A mere eight months ago, Miesha Tate had the defining moment of her career.
The Tacoma, Wash., native was long one of mixed martial arts’ most popular stars, in large part because of her toughness and resilience.
She may not have had her rivals’ standout technical skills, like Ronda Rousey’s judo and Holly Holm’s boxing, but her heart in the heat of battle just might be unmatched among fighters of either gender.
And nowhere was this on brighter display than at UFC 196 in Las Vegas on March 5. Trailing on the scorecards against then-women’s bantamweight champion Holm and needing a finish in the fifth round, Tate somehow willed a win, as she scored a submission in the closing moments and earned her spot as champion.
Few could have imagined, in her most glorious moment, that the 30-year-old Tate would be retired before the year was out.
But that’s exactly what happened on Saturday night. After losing a one-sided decision to Raquel Pennington at UFC 205, Tate stunned the MMA world by announcing her retirement from the sport in the Octagon at New York’s Madison Square Garden.
“I am announcing my retirement, you guys,” Tate said during a post-fight interview with color commentator Joe Rogan. “I love you all so much. I have been doing this for more than a decade. It is the right time. It is because of the result. I have a lot more to give and I couldn’t get it out of myself.”
While Ronda Rousey gets justly deserved credit for her work in building the women’s side of the sport of MMA, she may have never gotten the chance without having Tate around.
Interest in women’s MMA dropped precipitously in 2009 after the sport’s first star, Gina Carano, left for Hollywood. Strikeforce, the only major promotion holding women’s fights at the time, soldiered on, but barely pushed their remaining female fighters.
When Sarah Kaufman won the Strikeforce women’s bantamweight title — the lineal forerunner of the UFC belt now held by Amanda Nunes — in 2010, her title defenses were relegated to the B-level “Strikeforce Challengers” series held in small venues instead of at major events.

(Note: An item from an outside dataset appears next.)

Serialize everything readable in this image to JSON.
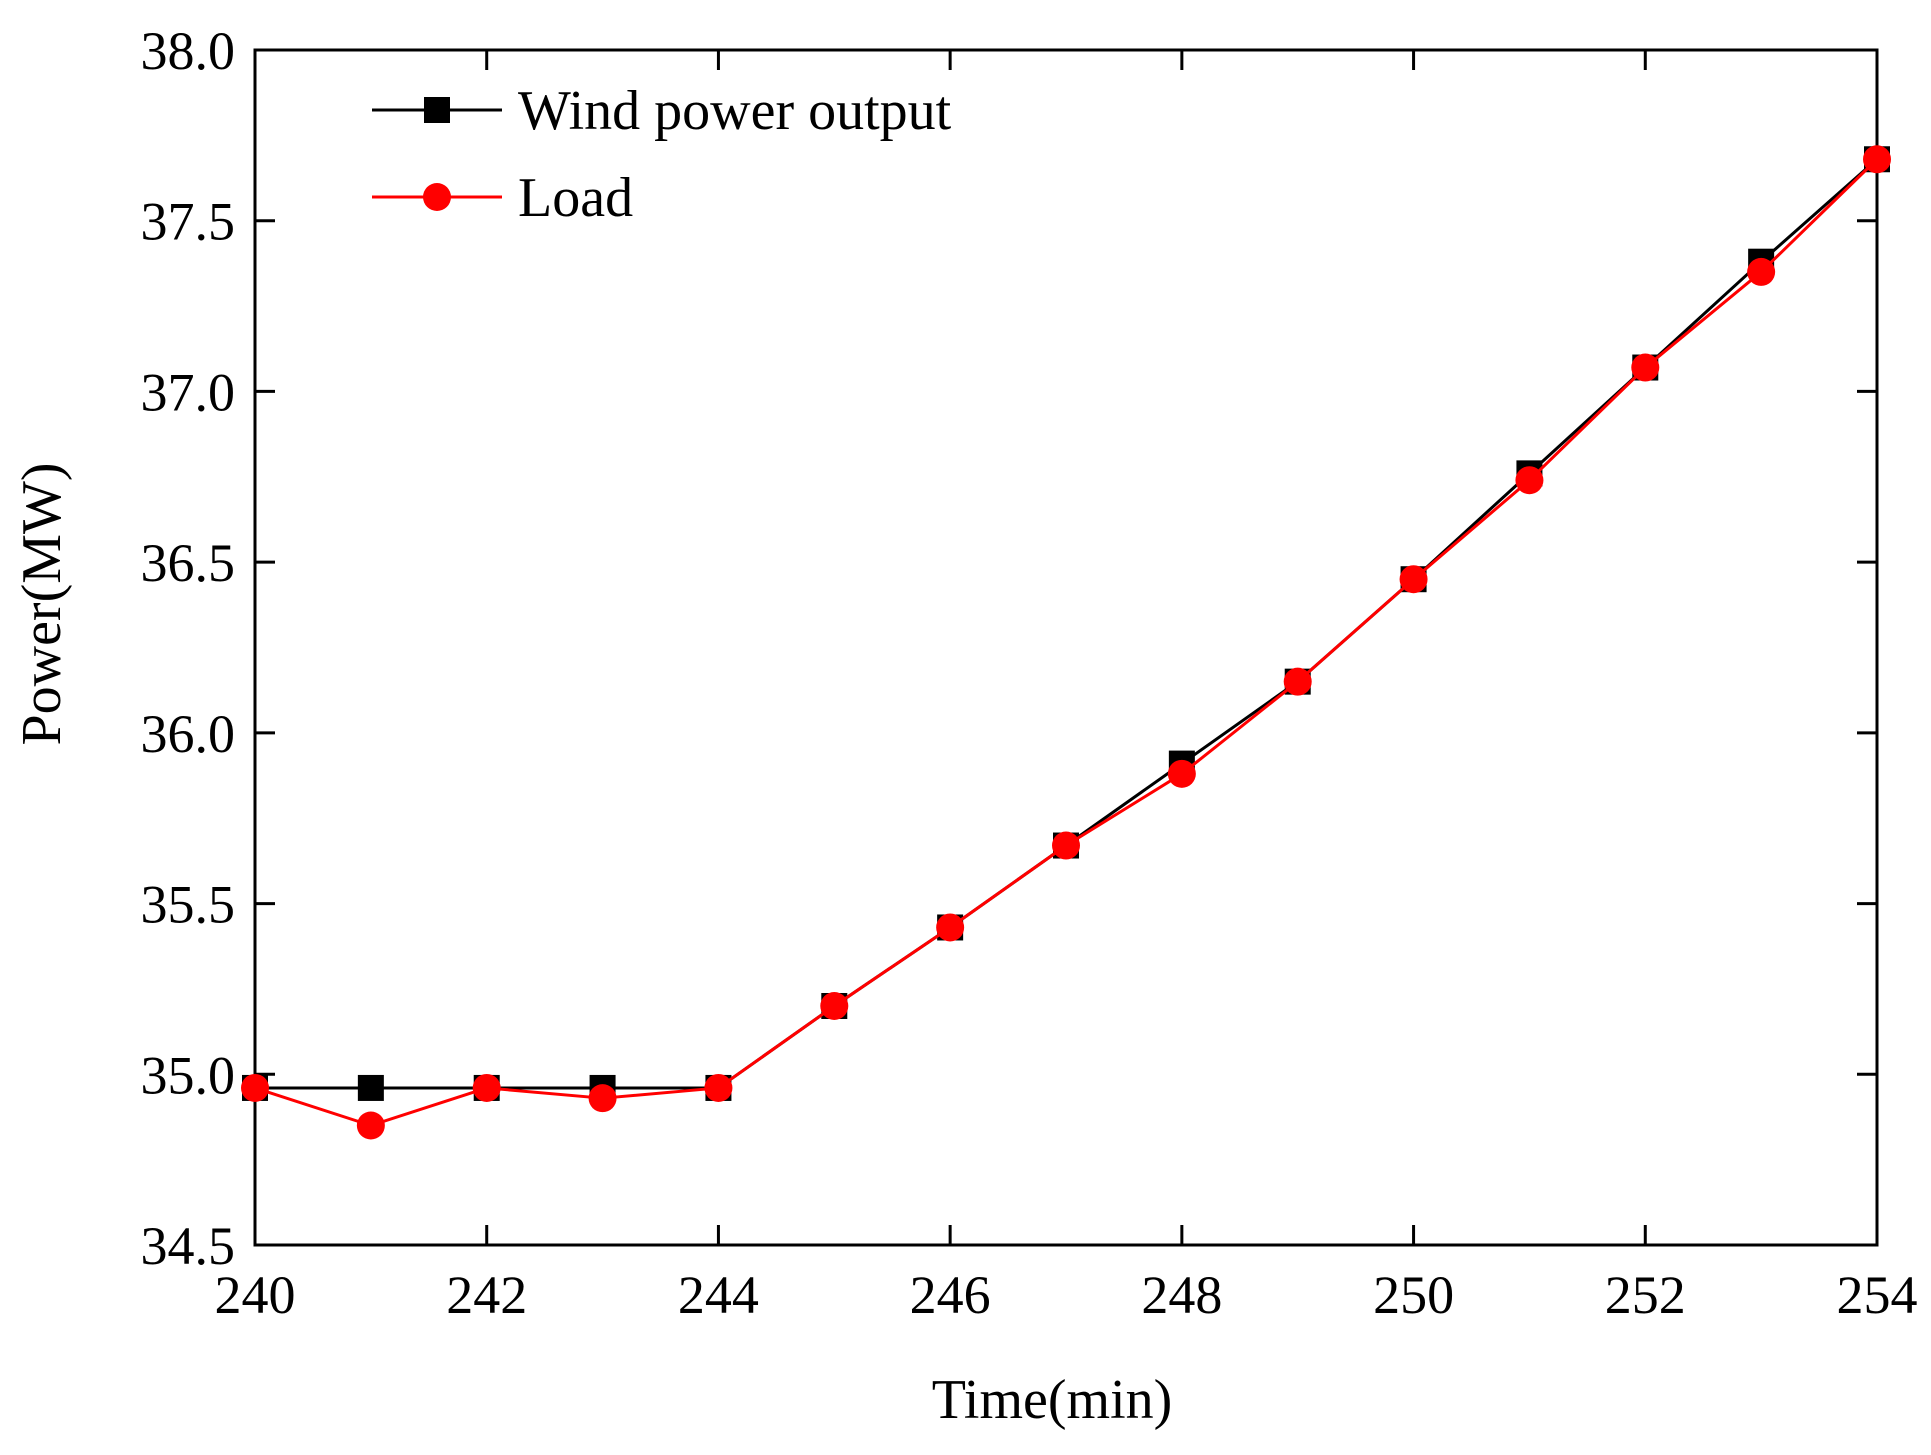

But Tate’s star power was undeniable, and her charisma forced the women’s bantamweight division onto the big stage, as she won the Strikeforce bantamweight title from Marloes Coenen in 2011, then further elevated the division with her rivalry with the upstart Rousey, to whom she lost the belt in March 2012.
This led to one of the most fateful nights in the sports history — an August 2012 Strikeforce card in San Diego. With UFC president Dana White in attendance, Tate rallied to defeat veteran Julie Kedzie in one of the year’s best fights before Rousey defended her title against Kaufman.
As the best of the women’s bantamweight division transferred over to the UFC, Tate appeared to be destined to forever be seen as Rousey’s bridesmaid. A season spent as coaches on “The Ultimate Fighter” — where Tate coached Pennington, the woman who ultimately defeated Tate in her final bout — highlighted their barely contained contempt for one another and led to a wild rematch at UFC 168, won by Rousey in the third round.
But Tate was always at her best when she was counted out. Four straight victories following the second loss to Rousey, including victories over former title challengers Liz Carmouche and Sara McMann, brought her back to the brink of a title shot, on which she ultimately cashed in and defeated Holm.
Then, just like that, it was gone. Tate took her title into the historic UFC 200 card on July 9 in Las Vegas, and found herself on the wrong end of a one-sided submission loss to Nunes. This was followed by a listless performance against a fast-improving Pennington, who used a crisp jab and solid clinch work to wear Tate down.
Earlier in the week, Tate was holding out hope that she’d get to have one more fight with Rousey before she retires. Instead, she dropped her bombshell announcement on the crowd.
“I didn’t see the Miesha Tate thing coming, but you know, it makes sense,” White said at the UFC 205 post-fight news conference in New York. “Miesha’s been so tough and durable, and not a tough, durable woman, but a tough, durable athlete. She’s been in this for so long, and I could just tell when I talked to her tonight.”
Pennington proved, just like Nunes before her, that the next generation of women’s bantamweight fighters is coming on fast. While she’s long been known for overcoming the odds, Tate, whose pro career started in 2007, is smart enough to know when to stop swimming upstream. Fighters who get by mainly on heart are well-admired, but the downside can be ugly. Better to quit while you’re ahead, with your legacy as one of the sport’s pioneers well secured.
“It’s not my time right now, I’ve been doing this for over a decade,” Tate said. “Thank you so much for being here, I love this sport forever but it’s not my time anymore.”